The partners stood up and looked right into each other's eyes. The shades were pulled, so when I turned off the lights it was quite dark. I told them to stare at each other's pupils when I turned on the lights to watch them get smaller. They could still be doing this experiment right now if I let them. They just got such a kick out of this!
Next, we read Take Another Look by Tana Hoban. I have had this book forever, and the children really enjoy it. It shows a very magnified piece of something and the children have to guess what it is.
Other times during the day, I bring up different Optical Illusions for the children to see- to see how our eyes see things differently sometimes. I have yet another Optical Illusion Prezi that I use for this! (of course... haha- I love my Prezis!!!)

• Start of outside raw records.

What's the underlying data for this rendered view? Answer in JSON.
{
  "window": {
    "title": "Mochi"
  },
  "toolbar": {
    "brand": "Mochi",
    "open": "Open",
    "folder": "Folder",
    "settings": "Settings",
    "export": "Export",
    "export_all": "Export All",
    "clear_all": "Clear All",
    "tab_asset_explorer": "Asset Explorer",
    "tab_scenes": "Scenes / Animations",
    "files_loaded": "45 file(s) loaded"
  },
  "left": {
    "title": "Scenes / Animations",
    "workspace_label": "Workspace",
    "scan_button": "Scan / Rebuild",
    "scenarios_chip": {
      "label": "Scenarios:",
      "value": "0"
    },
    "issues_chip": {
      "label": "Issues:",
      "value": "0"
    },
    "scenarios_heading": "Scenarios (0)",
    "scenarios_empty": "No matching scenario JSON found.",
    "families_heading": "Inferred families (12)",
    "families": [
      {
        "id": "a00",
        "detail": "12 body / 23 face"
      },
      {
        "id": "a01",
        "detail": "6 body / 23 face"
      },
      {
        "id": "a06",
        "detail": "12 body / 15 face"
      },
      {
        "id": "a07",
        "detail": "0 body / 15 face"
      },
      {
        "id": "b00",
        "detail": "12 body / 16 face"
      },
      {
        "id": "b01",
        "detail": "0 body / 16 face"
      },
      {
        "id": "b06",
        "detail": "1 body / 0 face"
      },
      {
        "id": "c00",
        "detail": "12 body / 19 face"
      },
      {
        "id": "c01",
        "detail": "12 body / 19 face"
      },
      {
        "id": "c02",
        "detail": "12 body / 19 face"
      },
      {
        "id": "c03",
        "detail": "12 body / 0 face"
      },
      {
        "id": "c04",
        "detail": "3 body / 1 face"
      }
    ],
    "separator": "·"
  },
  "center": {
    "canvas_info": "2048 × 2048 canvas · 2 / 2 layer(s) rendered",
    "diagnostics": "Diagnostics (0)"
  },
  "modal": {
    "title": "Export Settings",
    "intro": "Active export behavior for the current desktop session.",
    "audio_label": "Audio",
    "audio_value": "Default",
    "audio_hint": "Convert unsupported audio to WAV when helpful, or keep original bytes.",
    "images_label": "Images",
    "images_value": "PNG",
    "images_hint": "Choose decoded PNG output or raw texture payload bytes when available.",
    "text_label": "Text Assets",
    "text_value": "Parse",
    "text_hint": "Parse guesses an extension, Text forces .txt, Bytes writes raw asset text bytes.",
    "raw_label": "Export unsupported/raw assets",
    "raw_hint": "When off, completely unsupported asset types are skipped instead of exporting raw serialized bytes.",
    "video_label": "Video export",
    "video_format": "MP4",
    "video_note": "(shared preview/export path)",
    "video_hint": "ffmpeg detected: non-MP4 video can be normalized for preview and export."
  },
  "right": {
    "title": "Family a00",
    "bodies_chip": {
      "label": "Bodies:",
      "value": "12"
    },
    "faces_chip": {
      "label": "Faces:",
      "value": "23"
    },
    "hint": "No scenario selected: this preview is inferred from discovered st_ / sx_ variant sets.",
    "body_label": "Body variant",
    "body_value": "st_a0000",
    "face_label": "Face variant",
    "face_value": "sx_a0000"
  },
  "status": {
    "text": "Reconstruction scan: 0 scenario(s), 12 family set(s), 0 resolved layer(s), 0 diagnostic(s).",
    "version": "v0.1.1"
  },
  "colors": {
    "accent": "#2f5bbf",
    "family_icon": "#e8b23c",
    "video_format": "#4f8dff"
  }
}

Our memory game is next! I had ten items on a tray, covered with a towel. As the children sat in a circle, I walked slowly around as they study the items quietly and try to remember what they see. After all the children had seen the items, I covered the tray again and we tried to remember the items together and make a list. I had a calculator, sunglasses, goggles, Fritos, a red necklace, a Ninja Turtle- anything different is fun for them.
Since Mr. Broom is just seeing for the first time, we showed him how he would know if we were happy, sad, grouchy, scared, cold, tired, and mad- by making faces at him to show our emotions. This is another easy and fun favorite.
We talked about how some people need glasses to be able to see better. Mr. Broom has some glasses to help him see better sometimes, too, of course.
I always take out my contact lens to show them what they look like, too. They love that. :)
We discussed what it means to be blind and not be able to see. I have a beautiful real Braille book that I let the children look at and feel to show them how a blind person would read instead of looking at the words.
We also talked about how deaf people actually use their eyes to help them "hear" and speak with sign language.
In fact, after this lesson, one of my little boys came zooming back into the classroom after he went to the bathroom and said, "MRS. KISLOSKI! There is Braille all over the paper towels in the bathroom!" Sure enough, he brought back one of those bumpy brown paper towels from the bathroom that looked and felt a little like Braille!
While we had a few minutes waiting for buses or before lunch, we also played I Spy- an all time favorite.
One of my Literacy Centers was Look and Find and I Spy books- always a hit!
Our final activity was writing and labeling our five favorite things to see in our Five Senses book.
Tomorrow, Mr. Broom will be getting his ears!